Hätte ich nur gewettet. Denn mein Sitznachbar, der durchaus angetan von der Aufführung "Der goldene Topf" im Theater an der Parkaue war, vermutete aber, dass ein Teil des jugendlichen Publikums nach der Pause nicht mehr in den Saal kommen würde. Er wurde eines Besseren belehrt. Und das, obwohl man es den Zuschauern nicht gerade leicht macht. Warum folgten sie also aufmerksam dem Geschehen auf der Bühne und applaudierten am Schluss kräftig? Ich glaube, weil sie mit Figuren konfrontiert wurden, bei denen ihnen vieles vertraut war, sich aber auch immer wieder neue Entdeckungen machen ließen, weil merkwürdige, rätselhafte Dinge passierten. Ganz
abgesehen davon, dass auch immer eine Menge auf der Bühne los war. Der Student Anselmus (Andrej von Sallwitz), der genau wie die jungen Zuschauer gerade anfängt, seinen Lebensweg zu finden, gerät durch Liebe und Magie in ein ständiges Wechselbad zwischen Realität und die Welt der Mythen.
Sascha Bunge hat das vielschichtige Kunstmärchen von E.T.A. Hoffmann für sich gedeutet, aber nicht künstlich geglättet.

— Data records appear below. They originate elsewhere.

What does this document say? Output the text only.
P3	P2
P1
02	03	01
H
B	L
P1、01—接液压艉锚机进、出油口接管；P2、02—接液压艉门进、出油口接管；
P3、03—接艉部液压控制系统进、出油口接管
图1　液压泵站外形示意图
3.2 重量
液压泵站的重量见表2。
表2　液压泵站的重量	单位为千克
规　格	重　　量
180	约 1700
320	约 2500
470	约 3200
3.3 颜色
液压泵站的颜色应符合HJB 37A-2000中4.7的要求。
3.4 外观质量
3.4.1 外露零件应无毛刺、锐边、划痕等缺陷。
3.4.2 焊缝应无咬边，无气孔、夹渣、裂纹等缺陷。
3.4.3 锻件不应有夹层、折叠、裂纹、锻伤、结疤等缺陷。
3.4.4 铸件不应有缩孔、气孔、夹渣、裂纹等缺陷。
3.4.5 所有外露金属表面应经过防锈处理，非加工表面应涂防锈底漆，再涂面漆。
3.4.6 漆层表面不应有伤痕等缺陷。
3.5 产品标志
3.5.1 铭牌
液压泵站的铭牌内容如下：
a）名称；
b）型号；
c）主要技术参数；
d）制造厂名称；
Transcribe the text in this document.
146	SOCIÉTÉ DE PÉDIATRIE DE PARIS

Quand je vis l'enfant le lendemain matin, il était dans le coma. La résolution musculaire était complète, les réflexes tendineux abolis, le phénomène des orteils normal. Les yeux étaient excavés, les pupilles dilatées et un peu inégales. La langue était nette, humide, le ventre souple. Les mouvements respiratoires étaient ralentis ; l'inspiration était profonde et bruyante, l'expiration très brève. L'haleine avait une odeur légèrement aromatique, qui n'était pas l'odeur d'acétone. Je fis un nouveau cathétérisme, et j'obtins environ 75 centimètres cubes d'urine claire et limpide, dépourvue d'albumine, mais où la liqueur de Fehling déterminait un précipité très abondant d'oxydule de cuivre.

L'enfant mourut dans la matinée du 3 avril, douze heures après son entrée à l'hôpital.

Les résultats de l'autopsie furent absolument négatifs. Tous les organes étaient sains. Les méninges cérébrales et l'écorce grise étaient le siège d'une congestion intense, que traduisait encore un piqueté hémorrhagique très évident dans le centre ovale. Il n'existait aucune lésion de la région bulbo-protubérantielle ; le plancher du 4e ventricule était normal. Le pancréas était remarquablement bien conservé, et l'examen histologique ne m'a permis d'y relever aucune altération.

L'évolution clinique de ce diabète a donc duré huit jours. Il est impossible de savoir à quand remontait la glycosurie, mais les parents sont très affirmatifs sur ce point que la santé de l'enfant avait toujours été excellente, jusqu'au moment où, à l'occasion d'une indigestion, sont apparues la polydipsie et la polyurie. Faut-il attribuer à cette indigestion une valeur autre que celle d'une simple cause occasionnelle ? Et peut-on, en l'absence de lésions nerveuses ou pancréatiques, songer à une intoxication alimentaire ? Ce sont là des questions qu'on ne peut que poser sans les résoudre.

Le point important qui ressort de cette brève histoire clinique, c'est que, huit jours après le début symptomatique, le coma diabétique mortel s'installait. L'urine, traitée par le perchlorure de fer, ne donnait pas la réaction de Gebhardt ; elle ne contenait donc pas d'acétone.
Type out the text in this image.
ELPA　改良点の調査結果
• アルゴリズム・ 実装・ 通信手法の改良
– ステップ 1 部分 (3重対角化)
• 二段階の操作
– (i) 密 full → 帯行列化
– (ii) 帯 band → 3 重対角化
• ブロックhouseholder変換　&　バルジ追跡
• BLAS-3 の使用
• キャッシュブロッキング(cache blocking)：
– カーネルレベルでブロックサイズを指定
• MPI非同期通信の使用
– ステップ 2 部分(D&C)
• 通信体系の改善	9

Vor allen Dingen hat er die sprachliche Kunstebene erhalten, sich nicht durch Alltagsdialoge beim Publikum angebiedert. Und das Ensemble konnte die Texte auch sprechen! Die Gedanken waren nicht nur klar, sie waren auch ohne akustische Verstärkung mühelos zu verstehen. Das ist beileibe nicht in allen Berliner Theatern der Fall. Ja, es gab auch einmal den Einsatz von Mikros bei einer längeren Textpassage der beiden Serpentinas (Katrin Heinrich, Corinna Mühle), die diese übrigens bravourös meisterten. Aber da wurde durch die Technik eine besondere Ebene geschaffen, hatte es einen inhaltlichen Sinn. Das gleiche gilt für die Videoeinspielungen, die ich sonst so oft als überflüssigen modischen Schnickschnack empfinde. Hier haben sie auf lustige und naive Weise miterzählt. Das gleiche gilt für die Ausstattung, die ständig mit Überraschungen aufwartete. Es hat mir gefallen, dass Veronika (Franziska Krol) nicht nur scharf darauf war, Frau eines Hofrates zu werden, auch wenn sie sich am Ende dafür und gegen ihre Liebe entscheidet.
Ich will hier nicht alle Mitglieder des Ensembles nennen, aber es gab bei allen eine Menge schöner Details zu bewundern. Dass nicht nur phantasievoll, sondern auch sorgfältig gearbeitet wurde, merkte man schon ziemlich früh, als die Ärzte (hier mehr Schwestern) nicht nur eine Gruppe, sondern individuelle Charaktere waren. Sascha Bunge "schont Prospekte nicht und nicht Maschinen", Frauen spielen Männer, Männer spielen Frauen, eine Figur wird von zweien dargestellt. Aber das zeigt sich als lebendiges Theater im Dienst einer Geschichte, zum Glück nicht als Mittel der Selbstdarstellung. Ich bin die verschlungenen Pfade der Geschichte gern mitgegangen, auch wenn es für mich vor der Pause ruhig ein Viertelstündchen kürzer hätte sein können.